Palavras-chave: Esquizofrenia; escuta psicanalítica; transferência; saúde mental; caso clínico.
ABSTRACT
The aim of this paper was to discuss the care provided to patients of schizophrenia, whereas taking into account the effects such people suffer in regards to language. The articulation between theory and Psychoanalytical Clinic was made through methodological strategy of construction of clinical cases, which is thought of as a mode of care offered in a public mental health service. The leitmotiv of this research is based on the exhibition of three clinical cases that will sustain the theoretical discussion of the relationship between Psychoanalytical Clinic listens and transfer. Such elements are investigated from the point of view of Freud's representation theory articulated with the contributions of contemporary Psychoanalytical Clinic also intertwined with the mental health policy of the city of Uberlandia (MG).
Keywords: Schizophrenia; psychoanalytic listening; transfer; mental health; clinical case.
1 INTRODUÇÃO
Freud, ao escrever seus casos clínicos, mantinha a repetição diferencial da série dos mesmos e, desse modo, também criava seu método nada cartesiano.
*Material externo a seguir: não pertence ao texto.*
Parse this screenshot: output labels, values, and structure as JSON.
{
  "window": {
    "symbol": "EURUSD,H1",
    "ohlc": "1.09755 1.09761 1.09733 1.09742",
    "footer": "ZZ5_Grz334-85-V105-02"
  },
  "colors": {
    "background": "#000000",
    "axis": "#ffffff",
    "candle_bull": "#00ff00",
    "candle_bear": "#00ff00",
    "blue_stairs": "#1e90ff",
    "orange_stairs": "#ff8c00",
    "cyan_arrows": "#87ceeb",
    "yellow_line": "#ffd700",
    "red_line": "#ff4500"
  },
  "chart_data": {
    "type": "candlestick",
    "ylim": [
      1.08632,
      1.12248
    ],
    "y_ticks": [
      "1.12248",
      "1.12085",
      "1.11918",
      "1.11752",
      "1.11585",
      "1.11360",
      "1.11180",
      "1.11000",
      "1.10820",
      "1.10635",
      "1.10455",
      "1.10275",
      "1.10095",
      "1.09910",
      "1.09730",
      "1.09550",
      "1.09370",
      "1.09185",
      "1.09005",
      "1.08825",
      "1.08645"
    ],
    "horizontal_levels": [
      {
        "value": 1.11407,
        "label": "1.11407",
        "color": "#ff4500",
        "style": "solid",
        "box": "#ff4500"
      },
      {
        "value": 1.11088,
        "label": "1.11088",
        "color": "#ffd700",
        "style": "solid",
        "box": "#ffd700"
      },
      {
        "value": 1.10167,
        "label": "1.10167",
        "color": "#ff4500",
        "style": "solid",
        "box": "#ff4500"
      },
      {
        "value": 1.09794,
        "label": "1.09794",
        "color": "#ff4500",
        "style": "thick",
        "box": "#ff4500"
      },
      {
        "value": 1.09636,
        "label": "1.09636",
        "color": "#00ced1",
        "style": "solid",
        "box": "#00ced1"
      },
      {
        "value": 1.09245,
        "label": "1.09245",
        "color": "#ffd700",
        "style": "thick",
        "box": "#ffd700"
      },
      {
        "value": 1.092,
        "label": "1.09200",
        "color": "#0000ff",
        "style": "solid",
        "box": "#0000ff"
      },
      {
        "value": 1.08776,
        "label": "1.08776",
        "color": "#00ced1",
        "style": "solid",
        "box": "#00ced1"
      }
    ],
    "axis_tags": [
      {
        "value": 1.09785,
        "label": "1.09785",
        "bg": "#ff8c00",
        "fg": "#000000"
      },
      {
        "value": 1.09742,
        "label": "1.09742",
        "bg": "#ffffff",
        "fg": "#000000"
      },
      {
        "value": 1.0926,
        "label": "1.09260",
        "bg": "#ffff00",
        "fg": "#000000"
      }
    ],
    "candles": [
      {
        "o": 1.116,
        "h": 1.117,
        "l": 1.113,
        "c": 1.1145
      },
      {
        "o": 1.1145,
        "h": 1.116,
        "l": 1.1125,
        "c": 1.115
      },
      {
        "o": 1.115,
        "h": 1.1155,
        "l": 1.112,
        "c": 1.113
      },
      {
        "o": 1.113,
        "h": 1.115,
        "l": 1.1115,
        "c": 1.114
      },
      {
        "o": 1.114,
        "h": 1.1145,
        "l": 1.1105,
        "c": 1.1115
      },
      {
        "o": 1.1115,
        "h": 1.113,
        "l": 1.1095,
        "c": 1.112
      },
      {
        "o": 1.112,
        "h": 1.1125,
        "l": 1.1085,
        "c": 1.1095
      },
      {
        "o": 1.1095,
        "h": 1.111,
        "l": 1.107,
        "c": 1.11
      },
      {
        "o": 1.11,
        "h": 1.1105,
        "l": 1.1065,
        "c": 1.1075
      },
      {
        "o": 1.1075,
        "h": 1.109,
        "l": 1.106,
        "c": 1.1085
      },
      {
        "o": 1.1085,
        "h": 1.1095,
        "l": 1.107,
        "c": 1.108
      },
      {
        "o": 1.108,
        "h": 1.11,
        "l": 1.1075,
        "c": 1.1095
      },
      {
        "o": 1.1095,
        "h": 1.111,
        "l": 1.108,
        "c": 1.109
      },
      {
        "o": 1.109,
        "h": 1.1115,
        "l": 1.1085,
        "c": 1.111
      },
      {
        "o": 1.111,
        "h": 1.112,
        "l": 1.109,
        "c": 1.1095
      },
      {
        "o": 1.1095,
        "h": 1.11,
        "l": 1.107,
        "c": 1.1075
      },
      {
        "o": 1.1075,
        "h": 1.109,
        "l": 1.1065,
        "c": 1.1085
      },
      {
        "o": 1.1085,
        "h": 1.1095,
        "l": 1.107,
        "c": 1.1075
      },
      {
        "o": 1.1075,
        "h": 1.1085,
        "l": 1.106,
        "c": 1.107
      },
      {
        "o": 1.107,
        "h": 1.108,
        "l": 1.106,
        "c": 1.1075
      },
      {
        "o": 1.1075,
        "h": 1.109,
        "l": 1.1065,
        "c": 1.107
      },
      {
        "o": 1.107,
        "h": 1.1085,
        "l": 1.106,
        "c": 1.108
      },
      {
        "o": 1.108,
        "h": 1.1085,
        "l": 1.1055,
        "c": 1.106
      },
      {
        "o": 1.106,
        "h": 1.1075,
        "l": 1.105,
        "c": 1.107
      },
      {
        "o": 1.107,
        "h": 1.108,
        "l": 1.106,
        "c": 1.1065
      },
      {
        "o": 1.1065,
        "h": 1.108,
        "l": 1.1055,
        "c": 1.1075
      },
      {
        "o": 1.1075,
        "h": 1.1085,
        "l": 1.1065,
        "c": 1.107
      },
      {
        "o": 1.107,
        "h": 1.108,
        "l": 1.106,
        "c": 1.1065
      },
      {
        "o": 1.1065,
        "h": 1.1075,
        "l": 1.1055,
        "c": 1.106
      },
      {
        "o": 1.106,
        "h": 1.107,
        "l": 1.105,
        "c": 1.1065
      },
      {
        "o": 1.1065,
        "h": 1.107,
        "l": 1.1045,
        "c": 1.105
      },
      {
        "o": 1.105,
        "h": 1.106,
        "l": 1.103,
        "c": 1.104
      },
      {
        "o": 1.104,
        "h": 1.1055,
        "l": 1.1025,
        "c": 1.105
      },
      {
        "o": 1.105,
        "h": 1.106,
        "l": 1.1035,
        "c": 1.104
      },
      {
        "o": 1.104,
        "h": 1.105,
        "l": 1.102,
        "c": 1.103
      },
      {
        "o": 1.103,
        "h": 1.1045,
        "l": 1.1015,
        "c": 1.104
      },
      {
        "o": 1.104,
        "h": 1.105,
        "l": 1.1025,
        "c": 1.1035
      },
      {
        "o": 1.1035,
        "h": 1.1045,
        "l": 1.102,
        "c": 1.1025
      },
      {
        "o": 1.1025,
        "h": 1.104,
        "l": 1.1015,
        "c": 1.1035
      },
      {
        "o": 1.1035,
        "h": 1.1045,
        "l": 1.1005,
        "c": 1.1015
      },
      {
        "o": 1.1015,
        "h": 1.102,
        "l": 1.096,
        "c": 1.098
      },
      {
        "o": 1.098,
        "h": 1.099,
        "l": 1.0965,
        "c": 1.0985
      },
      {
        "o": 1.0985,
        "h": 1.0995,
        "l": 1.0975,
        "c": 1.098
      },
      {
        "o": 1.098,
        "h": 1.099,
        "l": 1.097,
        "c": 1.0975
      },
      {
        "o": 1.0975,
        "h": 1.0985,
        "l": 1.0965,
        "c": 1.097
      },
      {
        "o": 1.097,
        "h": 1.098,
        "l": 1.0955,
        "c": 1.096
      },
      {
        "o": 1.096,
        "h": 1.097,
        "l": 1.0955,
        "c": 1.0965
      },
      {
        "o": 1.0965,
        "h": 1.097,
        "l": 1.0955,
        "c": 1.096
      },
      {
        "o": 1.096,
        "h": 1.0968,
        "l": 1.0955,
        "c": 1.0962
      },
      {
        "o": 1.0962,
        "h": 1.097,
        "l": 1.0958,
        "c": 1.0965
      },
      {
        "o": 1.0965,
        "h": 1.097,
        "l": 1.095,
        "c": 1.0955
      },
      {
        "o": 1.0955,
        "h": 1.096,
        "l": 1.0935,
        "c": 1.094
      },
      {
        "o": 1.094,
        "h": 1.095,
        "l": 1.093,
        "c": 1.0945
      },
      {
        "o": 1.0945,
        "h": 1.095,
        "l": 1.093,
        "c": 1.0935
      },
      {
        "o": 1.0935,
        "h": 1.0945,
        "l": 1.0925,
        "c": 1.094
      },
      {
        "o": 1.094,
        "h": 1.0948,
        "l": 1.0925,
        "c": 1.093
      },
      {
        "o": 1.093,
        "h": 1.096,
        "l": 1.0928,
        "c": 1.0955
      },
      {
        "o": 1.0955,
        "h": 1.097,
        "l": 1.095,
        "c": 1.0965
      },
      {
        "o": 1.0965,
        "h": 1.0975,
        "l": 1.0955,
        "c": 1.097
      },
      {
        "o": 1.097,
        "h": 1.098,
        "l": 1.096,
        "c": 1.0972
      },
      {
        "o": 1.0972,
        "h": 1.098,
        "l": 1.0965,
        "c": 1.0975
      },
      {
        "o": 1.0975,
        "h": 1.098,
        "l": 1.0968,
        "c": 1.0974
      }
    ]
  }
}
Assim, acompanhava a singularidade dos casos que se apresentavam em sua prática, demonstrando que teoria e clínica se alimentam mutuamente.
É dentro dessa razão freudiana que este texto se sustenta1, buscando, no trabalho com pacientes esquizofrênicos, considerar as peculiaridades da linguagem e ainda responder a uma demanda institucional de resgate da cidadania.
Nesse sentido, procurando privilegiar a clínica e as questões teóricas que surgem embasadas nela é que foi escolhido o método de estudo de caso, que permite uma narrativa em que a transferência é presente, pois se considera que essa narrativa nasce tanto da vivência do pesquisado como também da vivência do pesquisador e essas serão ampliadas ou não segundo as lentes deste último. Dizendo de outro modo, nasce no encontro entre paciente e terapeuta por se tratar de clínica e não apenas de pesquisa. Também por se tratar da clínica, tem efeito nas escolhas metodológicas de uma pesquisa acadêmica.
Buscar circunscrever elementos teórico-clínicos que envolvem a relação da esquizofrenia com a linguagem possibilitou melhor apreender o processo de não representação envolvido nos casos estudados na pesquisa. Sobre a relação entre linguagem e esquizofrenia, o interesse voltou-se para o funcionamento da linguagem na esquizofrenia em suas especificidades, considerando o modo como o esquizofrênico se relaciona com a linguagem tendo em vista a percepção de representação desenvolvida por Freud ao longo de sua obra e a clínica associada a essa noção.
Caminhando com Freud, enquanto articulador teórico sobre a esquizofrenia, é importante ressaltar que sua obra não aborda de modo linear, ou em um único texto, esse tema. No entanto, percebe-se que existe a construção de uma proposta coerente sobre o funcionamento esquizofrênico e algumas orientações sobre a possibilidades de tratamento para essa formação psicopatológica.
1.1 Representação e não representação em Freud
Ainda que a noção de representação tenha sido utilizada em outros contextos, como na Filosofia, Freud, nos textos O Projeto para uma psicologia científica (FREUD, 1895), Carta 52 (FREUD, 1896), A interpretação dos sonhos (FREUD, 1900) e O inconsciente (FREUD, 1915a) atribui-lhe um significado muito próprio. Hans (1996, p. 399) indica que se trata "[...] de um suporte que representa a pulsão na esfera do inconsciente". Essa se faz presente no conjunto das ações humanas e se inscreve como tal. Desse modo, o homem passa a conhecer o mundo e a si mesmo por meio de suas experiências de representar.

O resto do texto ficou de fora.